On November 5, the lights went out on one of Kenya’s most renowned educationists after Everett Standa, a poet and former Kenyatta University vice-chancellor, breathed his last.
Prof Standa was diagnosed with prostate cancer in 2016 and was treated in India.
Three years later, he had a heart surgery and some few months later he developed a stroke with his family saying he had been on a wheelchair since then as health complications and age took a toll on him.
“He was a soft-spoken and intelligent man,” Geoffrey Monari, the CEO of the Universities Funding Board, says of the departed.
Prof Standa was once the CEO of the Commission for Higher Education (now Commission of University Education) and was also at one time the vice-chancellor of Kenyatta University.
He was recognised for the role he played in the expansion of Kenyan universities. “He oversaw the rapid growth of universities and enrolment of students. He contributed a lot to the quality assurance of universities,” Mr Monari added.
But to many, Prof Standa will be best remembered for his classic poetic hit, penned in 1967, I Speak for the Bush.
The poem demonstrates the humorous yet stinging style through which Prof Standa took on a number of societal issues.
“He will always be remembered for his poem, I Speak for the Bush which is studied by literature students in Kenya,” added Mr Monari.

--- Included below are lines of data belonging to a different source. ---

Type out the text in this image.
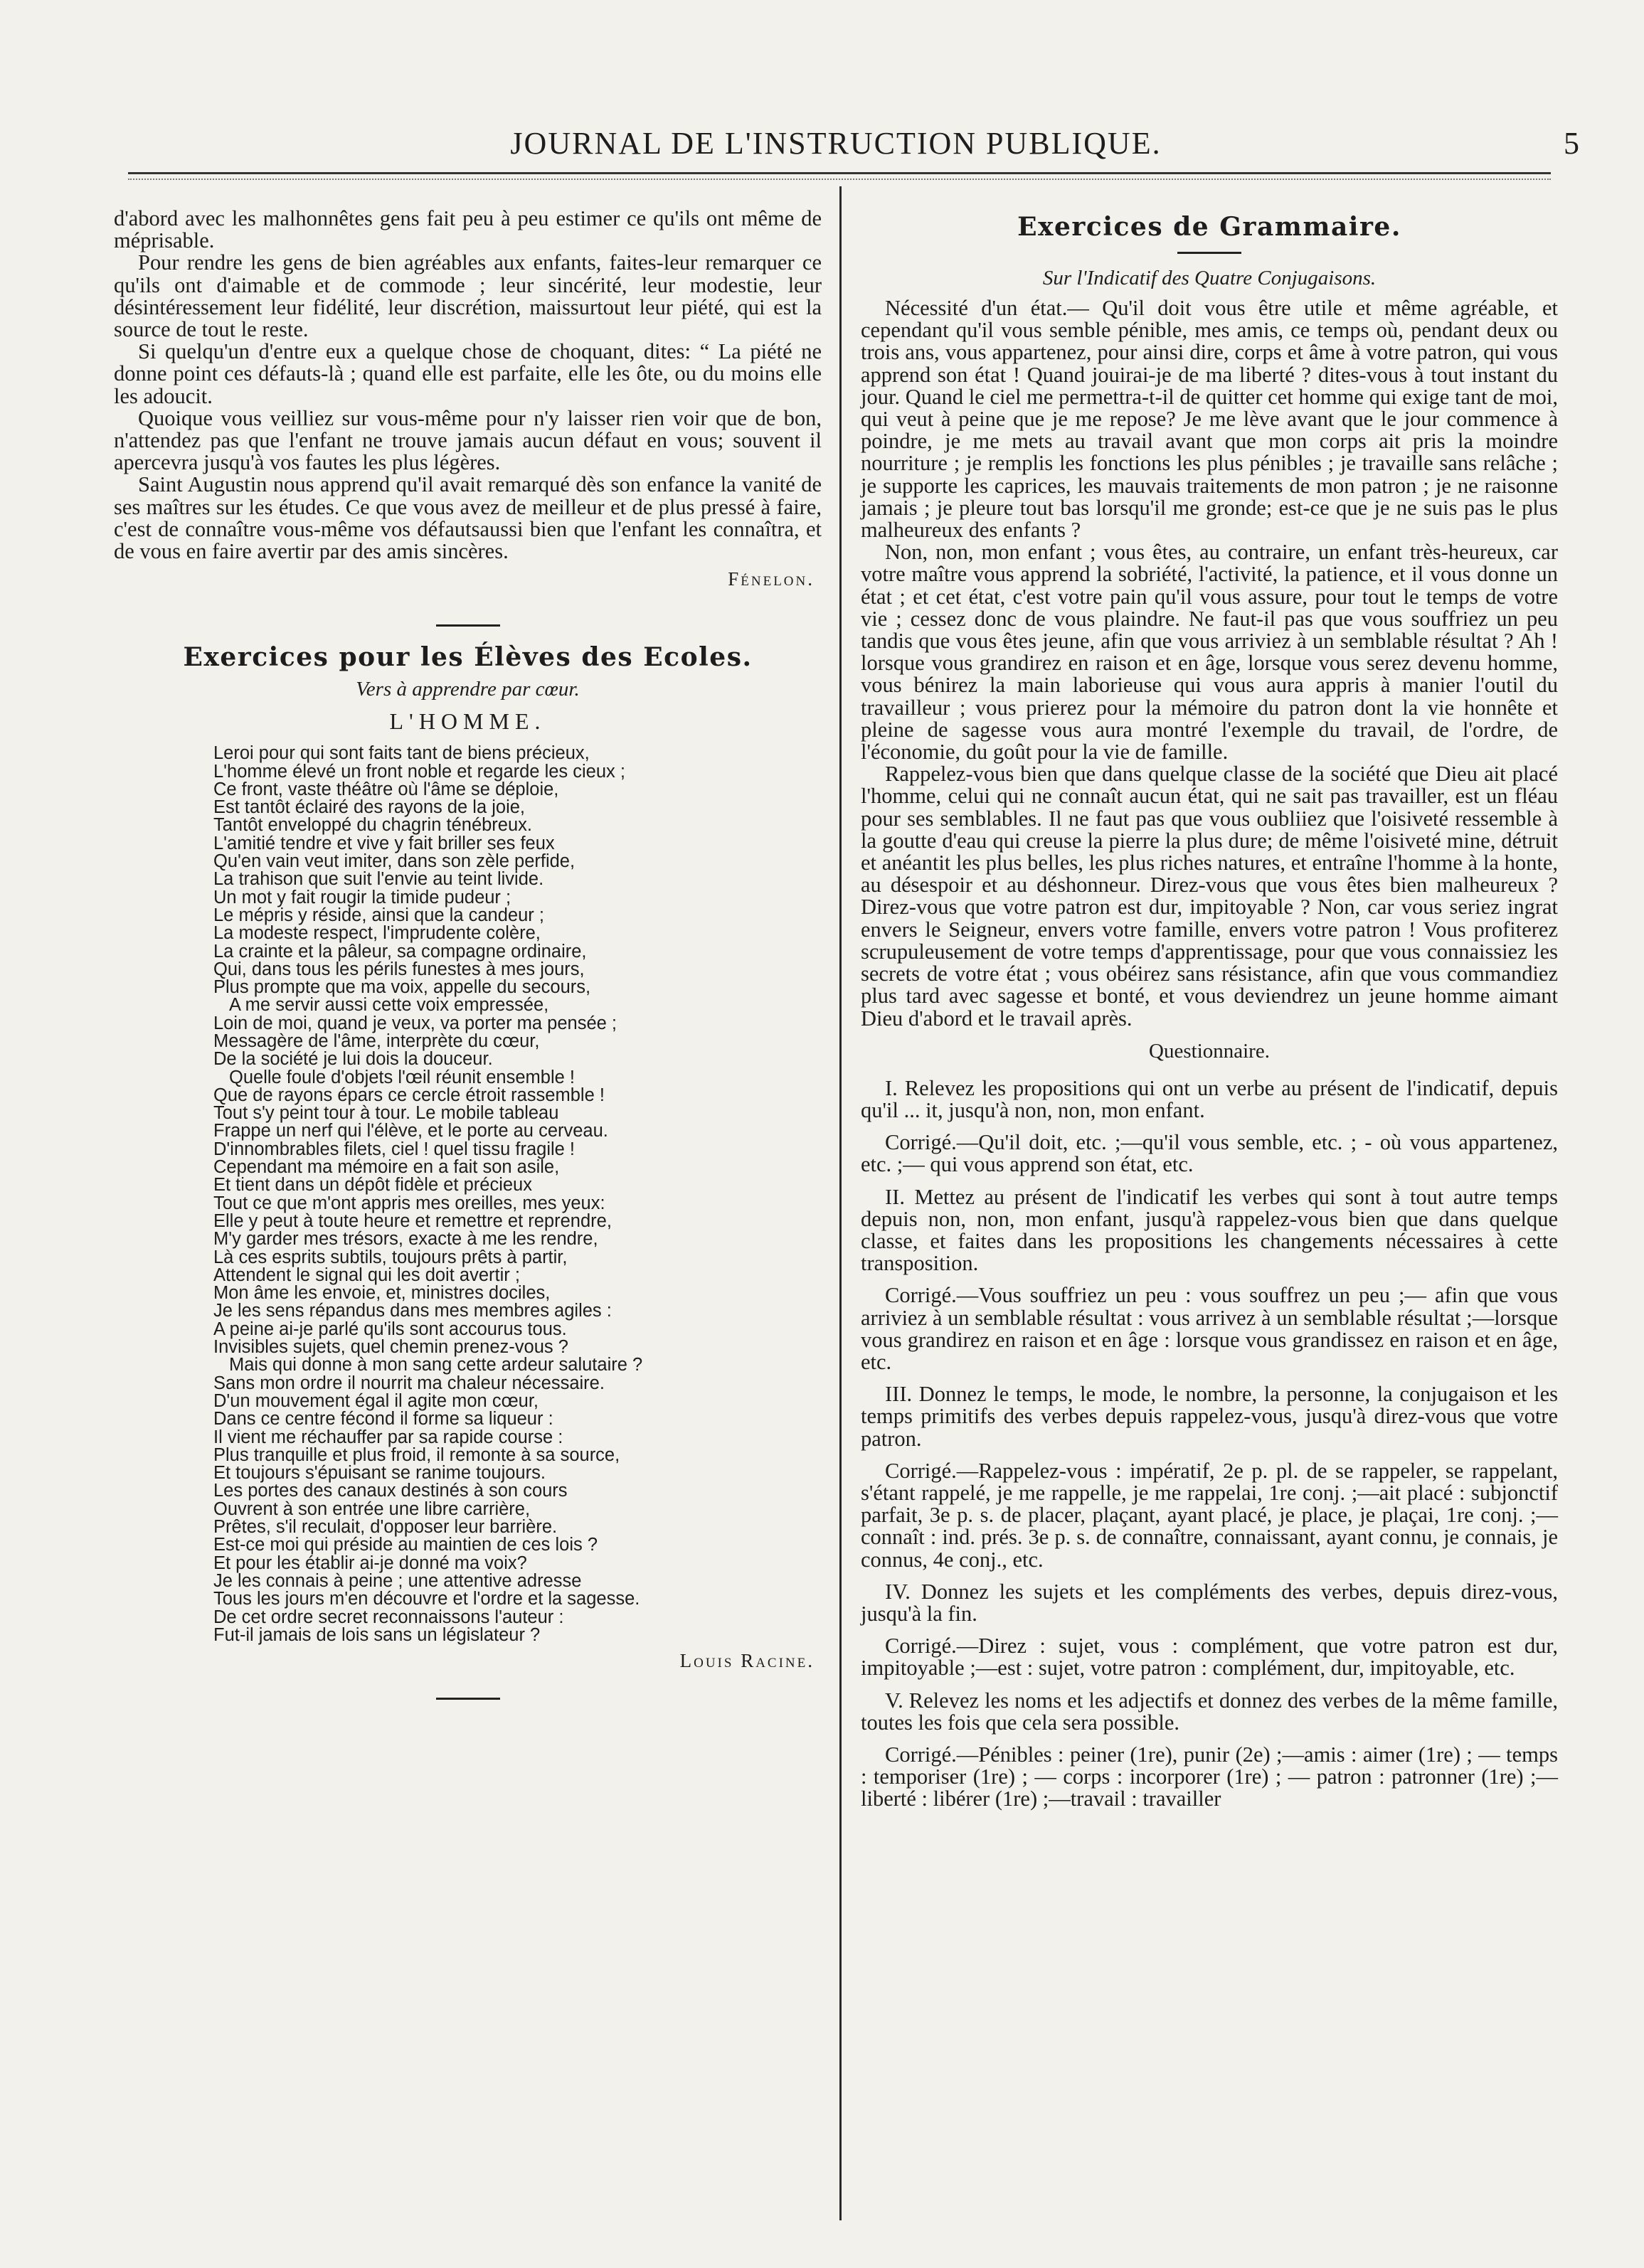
JOURNAL DE L'INSTRUCTION PUBLIQUE.	5

d'abord avec les malhonnêtes gens fait peu à peu estimer ce qu'ils ont même de méprisable.

Pour rendre les gens de bien agréables aux enfants, faites-leur remarquer ce qu'ils ont d'aimable et de commode ; leur sincérité, leur modestie, leur désintéressement leur fidélité, leur discrétion, maissurtout leur piété, qui est la source de tout le reste.

Si quelqu'un d'entre eux a quelque chose de choquant, dites: “ La piété ne donne point ces défauts-là ; quand elle est parfaite, elle les ôte, ou du moins elle les adoucit.

Quoique vous veilliez sur vous-même pour n'y laisser rien voir que de bon, n'attendez pas que l'enfant ne trouve jamais aucun défaut en vous; souvent il apercevra jusqu'à vos fautes les plus légères.

Saint Augustin nous apprend qu'il avait remarqué dès son enfance la vanité de ses maîtres sur les études. Ce que vous avez de meilleur et de plus pressé à faire, c'est de connaître vous-même vos défautsaussi bien que l'enfant les connaîtra, et de vous en faire avertir par des amis sincères.

Fénelon.
Exercices pour les Élèves des Ecoles.
Vers à apprendre par cœur.
L'HOMME.
Leroi pour qui sont faits tant de biens précieux,
L'homme élevé un front noble et regarde les cieux ;
Ce front, vaste théâtre où l'âme se déploie,
Est tantôt éclairé des rayons de la joie,
Tantôt enveloppé du chagrin ténébreux.
L'amitié tendre et vive y fait briller ses feux
Qu'en vain veut imiter, dans son zèle perfide,
La trahison que suit l'envie au teint livide.
Un mot y fait rougir la timide pudeur ;
Le mépris y réside, ainsi que la candeur ;
La modeste respect, l'imprudente colère,
La crainte et la pâleur, sa compagne ordinaire,
Qui, dans tous les périls funestes à mes jours,
Plus prompte que ma voix, appelle du secours,
A me servir aussi cette voix empressée,
Loin de moi, quand je veux, va porter ma pensée ;
Messagère de l'âme, interprète du cœur,
De la société je lui dois la douceur.
Quelle foule d'objets l'œil réunit ensemble !
Que de rayons épars ce cercle étroit rassemble !
Tout s'y peint tour à tour. Le mobile tableau
Frappe un nerf qui l'élève, et le porte au cerveau.
D'innombrables filets, ciel ! quel tissu fragile !
Cependant ma mémoire en a fait son asile,
Et tient dans un dépôt fidèle et précieux
Tout ce que m'ont appris mes oreilles, mes yeux:
Elle y peut à toute heure et remettre et reprendre,
M'y garder mes trésors, exacte à me les rendre,
Là ces esprits subtils, toujours prêts à partir,
Attendent le signal qui les doit avertir ;
Mon âme les envoie, et, ministres dociles,
Je les sens répandus dans mes membres agiles :
A peine ai-je parlé qu'ils sont accourus tous.
Invisibles sujets, quel chemin prenez-vous ?
Mais qui donne à mon sang cette ardeur salutaire ?
Sans mon ordre il nourrit ma chaleur nécessaire.
D'un mouvement égal il agite mon cœur,
Dans ce centre fécond il forme sa liqueur :
Il vient me réchauffer par sa rapide course :
Plus tranquille et plus froid, il remonte à sa source,
Et toujours s'épuisant se ranime toujours.
Les portes des canaux destinés à son cours
Ouvrent à son entrée une libre carrière,
Prêtes, s'il reculait, d'opposer leur barrière.
Est-ce moi qui préside au maintien de ces lois ?
Et pour les établir ai-je donné ma voix?
Je les connais à peine ; une attentive adresse
Tous les jours m'en découvre et l'ordre et la sagesse.
De cet ordre secret reconnaissons l'auteur :
Fut-il jamais de lois sans un législateur ?
Louis Racine.
Exercices de Grammaire.
Sur l'Indicatif des Quatre Conjugaisons.

Nécessité d'un état.— Qu'il doit vous être utile et même agréable, et cependant qu'il vous semble pénible, mes amis, ce temps où, pendant deux ou trois ans, vous appartenez, pour ainsi dire, corps et âme à votre patron, qui vous apprend son état ! Quand jouirai-je de ma liberté ? dites-vous à tout instant du jour. Quand le ciel me permettra-t-il de quitter cet homme qui exige tant de moi, qui veut à peine que je me repose? Je me lève avant que le jour commence à poindre, je me mets au travail avant que mon corps ait pris la moindre nourriture ; je remplis les fonctions les plus pénibles ; je travaille sans relâche ; je supporte les caprices, les mauvais traitements de mon patron ; je ne raisonne jamais ; je pleure tout bas lorsqu'il me gronde; est-ce que je ne suis pas le plus malheureux des enfants ?

Non, non, mon enfant ; vous êtes, au contraire, un enfant très-heureux, car votre maître vous apprend la sobriété, l'activité, la patience, et il vous donne un état ; et cet état, c'est votre pain qu'il vous assure, pour tout le temps de votre vie ; cessez donc de vous plaindre. Ne faut-il pas que vous souffriez un peu tandis que vous êtes jeune, afin que vous arriviez à un semblable résultat ? Ah ! lorsque vous grandirez en raison et en âge, lorsque vous serez devenu homme, vous bénirez la main laborieuse qui vous aura appris à manier l'outil du travailleur ; vous prierez pour la mémoire du patron dont la vie honnête et pleine de sagesse vous aura montré l'exemple du travail, de l'ordre, de l'économie, du goût pour la vie de famille.

Rappelez-vous bien que dans quelque classe de la société que Dieu ait placé l'homme, celui qui ne connaît aucun état, qui ne sait pas travailler, est un fléau pour ses semblables. Il ne faut pas que vous oubliiez que l'oisiveté ressemble à la goutte d'eau qui creuse la pierre la plus dure; de même l'oisiveté mine, détruit et anéantit les plus belles, les plus riches natures, et entraîne l'homme à la honte, au désespoir et au déshonneur. Direz-vous que vous êtes bien malheureux ? Direz-vous que votre patron est dur, impitoyable ? Non, car vous seriez ingrat envers le Seigneur, envers votre famille, envers votre patron ! Vous profiterez scrupuleusement de votre temps d'apprentissage, pour que vous connaissiez les secrets de votre état ; vous obéirez sans résistance, afin que vous commandiez plus tard avec sagesse et bonté, et vous deviendrez un jeune homme aimant Dieu d'abord et le travail après.

Questionnaire.

I. Relevez les propositions qui ont un verbe au présent de l'indicatif, depuis qu'il ... it, jusqu'à non, non, mon enfant.

Corrigé.—Qu'il doit, etc. ;—qu'il vous semble, etc. ; - où vous appartenez, etc. ;— qui vous apprend son état, etc.

II. Mettez au présent de l'indicatif les verbes qui sont à tout autre temps depuis non, non, mon enfant, jusqu'à rappelez-vous bien que dans quelque classe, et faites dans les propositions les changements nécessaires à cette transposition.

Corrigé.—Vous souffriez un peu : vous souffrez un peu ;— afin que vous arriviez à un semblable résultat : vous arrivez à un semblable résultat ;—lorsque vous grandirez en raison et en âge : lorsque vous grandissez en raison et en âge, etc.

III. Donnez le temps, le mode, le nombre, la personne, la conjugaison et les temps primitifs des verbes depuis rappelez-vous, jusqu'à direz-vous que votre patron.

Corrigé.—Rappelez-vous : impératif, 2e p. pl. de se rappeler, se rappelant, s'étant rappelé, je me rappelle, je me rappelai, 1re conj. ;—ait placé : subjonctif parfait, 3e p. s. de placer, plaçant, ayant placé, je place, je plaçai, 1re conj. ;—connaît : ind. prés. 3e p. s. de connaître, connaissant, ayant connu, je connais, je connus, 4e conj., etc.

IV. Donnez les sujets et les compléments des verbes, depuis direz-vous, jusqu'à la fin.

Corrigé.—Direz : sujet, vous : complément, que votre patron est dur, impitoyable ;—est : sujet, votre patron : complément, dur, impitoyable, etc.

V. Relevez les noms et les adjectifs et donnez des verbes de la même famille, toutes les fois que cela sera possible.

Corrigé.—Pénibles : peiner (1re), punir (2e) ;—amis : aimer (1re) ; — temps : temporiser (1re) ; — corps : incorporer (1re) ; — patron : patronner (1re) ;—liberté : libérer (1re) ;—travail : travailler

The poem juxtaposes the worldviews of the persona who is from the bush, having stuck to conservative values, and his friend who has embraced liberal modernity that is amoral, individualistic, unjust, aloof and transactional.
His humour endeared him to students who would occasionally request him to recite poems, a request he gladly honoured.
Prof Standa joined KU in 2003 from Moi University, becoming one of the pioneer VCs appointed by the late President Mwai Kibaki.
He was hired on a three-year term when most other VCs were being given five years.
Prof Standa took over from George Eshiwani at a time when student demonstrations were at fever-pitch in the push to have Prof Eshiwani axed by the regime of the late Kibaki.
“He brought an air of friendliness to the running of the university. There were no more threats of sackings unlike when Eshiwani was in charge and staff used to avoid meeting him (Eshiwani) because he would always find some fault in you,” said a senior staffer who served under the three VCs.
Olive Mugenda succeeded him at KU when his contract ended.
He applied for the job again but came second to his then-deputy vice-chancellor (Finance, Planning and Development) Prof Mugenda.
Prof Mugenda had presented an ambitious strategic plan for the university, convincing the university council to hire her.
Prof Standa would later be tapped to head the CHE— the body overseeing universities and ensuring they uphold quality standards.
It was during his time at the helm of the CHE that the late President Mwai Kibaki gave charters to more universities and increased the number of constituent colleges of major universities in an effort to ease access to higher education for millions of young Kenyans.
Speaker of the National Assembly, Moses Wetang'ula, captured the contribution of Prof Standa in the education sector.
“Prof Standa exemplified an exceptional array of qualities and exhibited an acute acumen for educational administration. His legacy, a testament to unwavering values such as candour, sincerity, integrity, wholehearted dedication and a selfless commitment to the educational sector resonates deeply,” Mr Wetangula said.
Even after the interment of his remains in Mahanda Village, Prof Standa will remain immortalised in his evergreen poetry.
Written decades ago, A Pregnant School Girl, relates well with the current ‘sponsor’ culture that is so rampant in the country. The sad mood of the poem has engulfed the village he grew up in. The ‘bush’ has lost its most vocal son.